Ok now we’re back to normal wine that you can actually get.
St-Joseph makes both white and red, and they’re both great and often less expensive than their neighbors.
The whites account for less than 10%, and they are Marsanne/Roussanne blends that are intriguing. They’ve got a pretty floral thing but also some savory nuttiness, I like them a lot.
Because these vines face directly East instead of South-East, they don’t get quite as much sun and tend to be lighter than their neighbors, which means they’re better to drink within a few years of bottling.
Hermitage is nestled within Crozes-Hermitage, these two being the only appellations on the right bank of the river.
Hermitage wines are a big deal.
Despite its tiny size, this appellation produces the most prestigious of the Rhône Syrahs.
About a quarter of its production is Marsanne/Roussanne white.
It’s very cute here, the vines face South and are wrapped around the charming town of Tain l’Ermitage, which is also where the Valrhona chocolate factory and museum are, it’s worth a visit!
Hermitage is the most expensive of the Northern Rhône wines, and that’s because they’re great, they’re famous, they’re age-worthy, and they’ve always been known for quality.
Wrapping around the tiny Hermitage is Crozes-Hermitage, which is the biggest of the Northern Rhône appellations. It produces roughly eight times more wine than Hermitage!
This bigger region has quite a variety of soil types as well as aspects, with some of the vines facing West, reducing the fruitiness and power.
There’s a lot of great value to be had from this appellation, with some outstanding producers making powerful, age-worthy wines, but also plenty of cheap and cheerful Syrah as well.
About a tenth of production from Crozes-Hermitage is the Marsanne/Roussanne blend.
Cornas makes very good wines that can be powerful and ageworthy. Southeast facing, this appellation has some of the best geography in the Northern Rhône.
These wines are known for being the biggest and richest wines of the region with lots of tannins, but these days there’s plenty of user friendly Cornas on the market.

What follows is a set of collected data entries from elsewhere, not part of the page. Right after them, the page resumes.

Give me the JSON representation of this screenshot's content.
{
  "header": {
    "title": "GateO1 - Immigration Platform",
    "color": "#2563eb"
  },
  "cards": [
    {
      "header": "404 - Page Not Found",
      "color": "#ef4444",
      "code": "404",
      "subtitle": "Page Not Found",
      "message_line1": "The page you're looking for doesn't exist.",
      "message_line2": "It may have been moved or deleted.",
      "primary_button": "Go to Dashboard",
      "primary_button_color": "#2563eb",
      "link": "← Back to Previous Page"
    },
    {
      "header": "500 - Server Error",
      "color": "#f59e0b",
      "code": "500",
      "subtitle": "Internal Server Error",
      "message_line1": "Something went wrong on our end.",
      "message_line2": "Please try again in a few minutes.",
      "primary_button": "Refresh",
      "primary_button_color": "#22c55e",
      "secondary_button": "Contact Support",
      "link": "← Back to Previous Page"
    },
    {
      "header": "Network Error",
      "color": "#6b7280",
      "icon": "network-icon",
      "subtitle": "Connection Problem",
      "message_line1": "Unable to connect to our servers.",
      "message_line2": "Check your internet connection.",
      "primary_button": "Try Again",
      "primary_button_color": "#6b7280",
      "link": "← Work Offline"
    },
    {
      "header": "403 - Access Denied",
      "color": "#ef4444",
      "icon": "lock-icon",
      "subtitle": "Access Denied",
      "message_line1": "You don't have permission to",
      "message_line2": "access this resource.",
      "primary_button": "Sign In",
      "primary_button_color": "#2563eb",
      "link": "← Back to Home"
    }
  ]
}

This tiny appellation at the Southernmost part of the Northern Rhône makes sparkling wines!
Made with Marsanne, Roussanne, and also the Savoie grape Altesse, these are made in the traditional method, as Champagne would be.
They also make still whites from Marsanne and Roussanne.
IGP Collines Rhodaniennes
Keep your eyes peeled for the IGP from the Northern Rhône, IGP Collines Rhodaniennes.
These are the wines that either are made from vines just outside the boundaries of the appellations or don’t quite follow the rules. There is LOTS of good value to be found in this category.
Côtes du Rhône Wine – Mostly Grenache
Most Côtes du Rhône comes from the Southern Rhône and is not Syrah based, but some producers will make it.
Why You Should Drink Northern Rhône Wine
It’s delicious and even though some of it is super fancy, a lot of it is really good value! It’s always sure to impress, and it’s consistently good.